Professional Development

Peer Review In The Time Of Pandemic

The pandemic has been a shock and challenge to the way we do things. Anne Cameron and Maggie Farrar describe what they learnt about the power of peer review and school partnerships during this time of disruption … and how this helped to test and develop new fruitful ways of working.

Peer review and facing up to challenge

We believe that peer review has a central role to play in both healing and rebuilding our education system. Peer review exists to help schools solve their most pressing issues and improve together, with a collective efficacy, will and purpose. Empowered teachers and effective leaders, collaborating honestly, with rigour, and without fear or judgement, leads to inclusive learning communities where all children and professionals can thrive.

As Ronald Heifetz has argued in his book ‘Leadership on the Line’, effective leadership development takes place in the context of problems and challenges. Leadership learning is even more essential when we are leading in unprecedented times, when relying on what we have done before is no longer sufficient.

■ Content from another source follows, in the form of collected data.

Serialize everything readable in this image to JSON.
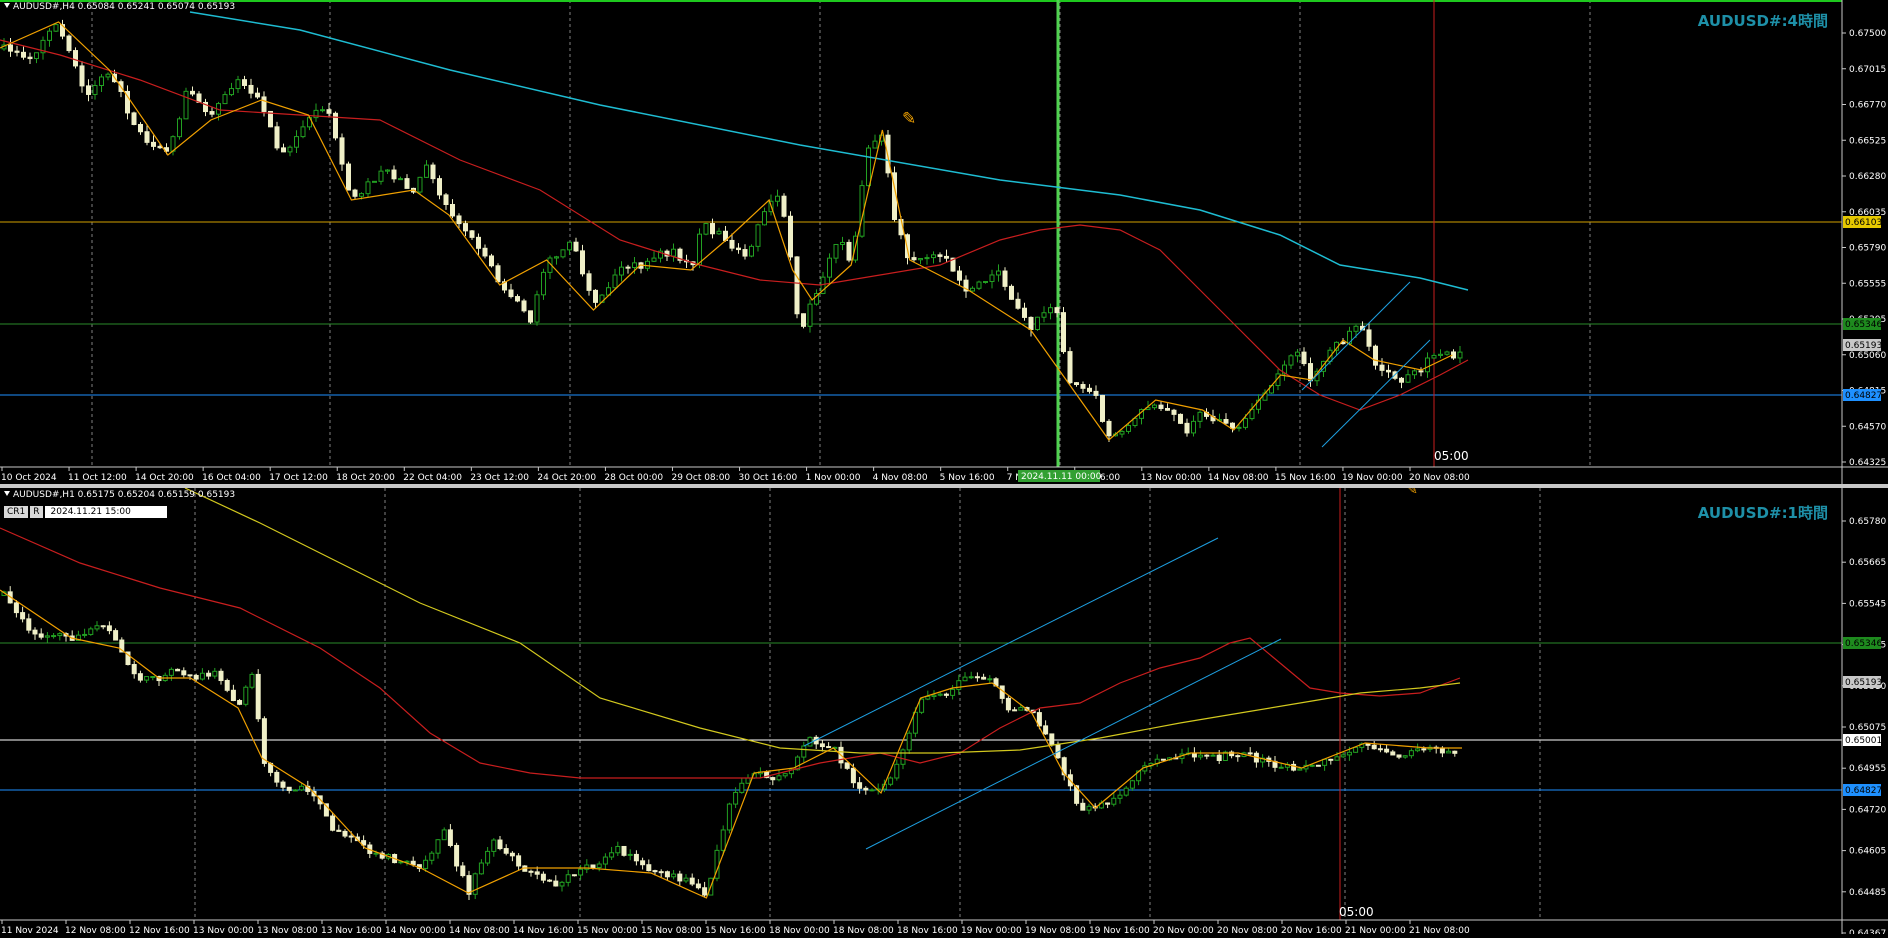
{
  "top": {
    "info": "AUDUSD#,H4  0.65084 0.65241 0.65074 0.65193",
    "title": "AUDUSD#:4時間",
    "price_labels": [
      "0.67500",
      "0.67015",
      "0.66770",
      "0.66525",
      "0.66280",
      "0.66035",
      "0.65790",
      "0.65555",
      "0.65305",
      "0.65060",
      "0.64815",
      "0.64570",
      "0.64325"
    ],
    "tags": {
      "yellow": "0.66103",
      "green": "0.65346",
      "current": "0.65193",
      "blue": "0.64827"
    },
    "time_labels": [
      "10 Oct 2024",
      "11 Oct 12:00",
      "14 Oct 20:00",
      "16 Oct 04:00",
      "17 Oct 12:00",
      "18 Oct 20:00",
      "22 Oct 04:00",
      "23 Oct 12:00",
      "24 Oct 20:00",
      "28 Oct 00:00",
      "29 Oct 08:00",
      "30 Oct 16:00",
      "1 Nov 00:00",
      "4 Nov 08:00",
      "5 Nov 16:00",
      "7 Nov 00:00",
      "Nov 16:00",
      "13 Nov 00:00",
      "14 Nov 08:00",
      "15 Nov 16:00",
      "19 Nov 00:00",
      "20 Nov 08:00"
    ],
    "crosshair_time": "2024.11.11 00:00",
    "cursor_label": "05:00"
  },
  "bottom": {
    "info": "AUDUSD#,H1  0.65175 0.65204 0.65159 0.65193",
    "title": "AUDUSD#:1時間",
    "cr_label": "CR1",
    "r_label": "R",
    "date_value": "2024.11.21 15:00",
    "price_labels": [
      "0.65780",
      "0.65665",
      "0.65545",
      "0.65425",
      "0.65310",
      "0.65075",
      "0.64955",
      "0.64720",
      "0.64605",
      "0.64485",
      "0.64367"
    ],
    "tags": {
      "green": "0.65346",
      "current": "0.65193",
      "white": "0.65001",
      "blue": "0.64827"
    },
    "time_labels": [
      "11 Nov 2024",
      "12 Nov 08:00",
      "12 Nov 16:00",
      "13 Nov 00:00",
      "13 Nov 08:00",
      "13 Nov 16:00",
      "14 Nov 00:00",
      "14 Nov 08:00",
      "14 Nov 16:00",
      "15 Nov 00:00",
      "15 Nov 08:00",
      "15 Nov 16:00",
      "18 Nov 00:00",
      "18 Nov 08:00",
      "18 Nov 16:00",
      "19 Nov 00:00",
      "19 Nov 08:00",
      "19 Nov 16:00",
      "20 Nov 00:00",
      "20 Nov 08:00",
      "20 Nov 16:00",
      "21 Nov 00:00",
      "21 Nov 08:00"
    ],
    "cursor_label": "05:00"
  },
  "colors": {
    "bull": "#22a022",
    "bear": "#f0f0c8",
    "ma_red": "#c81e1e",
    "ma_cyan": "#1ebcd2",
    "ma_yellow": "#d2c81e",
    "zigzag": "#f0a000",
    "hline_yellow": "#d2a000",
    "hline_green": "#2a8a2a",
    "hline_blue": "#1e90ff",
    "channel": "#1e9fe0",
    "grid": "#808080"
  }
}
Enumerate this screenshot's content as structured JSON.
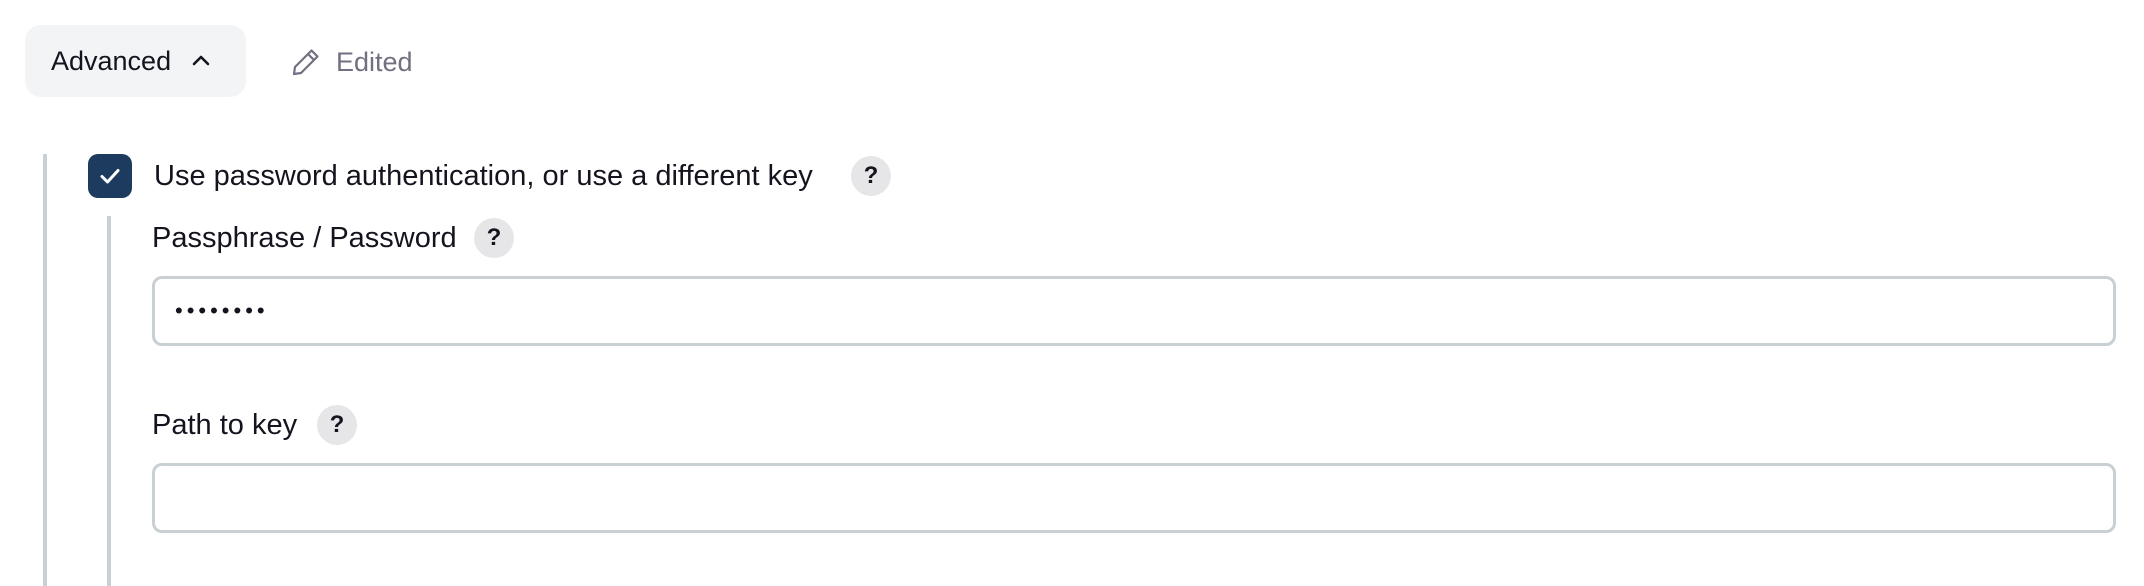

Welcome to leading and learning during a pandemic.

Adapting to new ways of working

Education Development Trust’s Schools Partnership Programme (SPP) is the largest collaborative school improvement programme in the country, with peer review at the heart of an active and growing, national, self-sustaining, and school-led movement. SPP provides coaching and support to senior and middle leaders from across groups of schools committed to working together to improve, enabling them to:

  • create and sustain a culture of collaboration and mutual accountability within and between schools;
  • use evidence-based enquiry frameworks to contextualise and articulate their school improvement journey, whatever the focus; and
  • employ peer review methodology with rigour and transparency to galvanise and measure change and improvement.

At the start of the pandemic, we quickly realised that we needed to adapt and be as immediately useful as possible to colleagues in schools. This article invites you to explore what we learned about the power of peer review and school partnerships, during a time of major disruption. We will share how listening to school leaders has underpinned our response to the pandemic, and how Covid regulations informed the development and testing of new ways working. We end by looking at what next for peer review, exploring why we think that collaborative and networked education systems are much more able to withstand shock, and why peer review is central to such a system.

What did we hear from school leaders?

As soon as lock down in March 2020 was announced we reached out to a sample of the 300 school leaders we currently work with, to better understand their immediate challenges and how SPP and peer review might help tackle them, even in a socially distant and constantly shifting environment.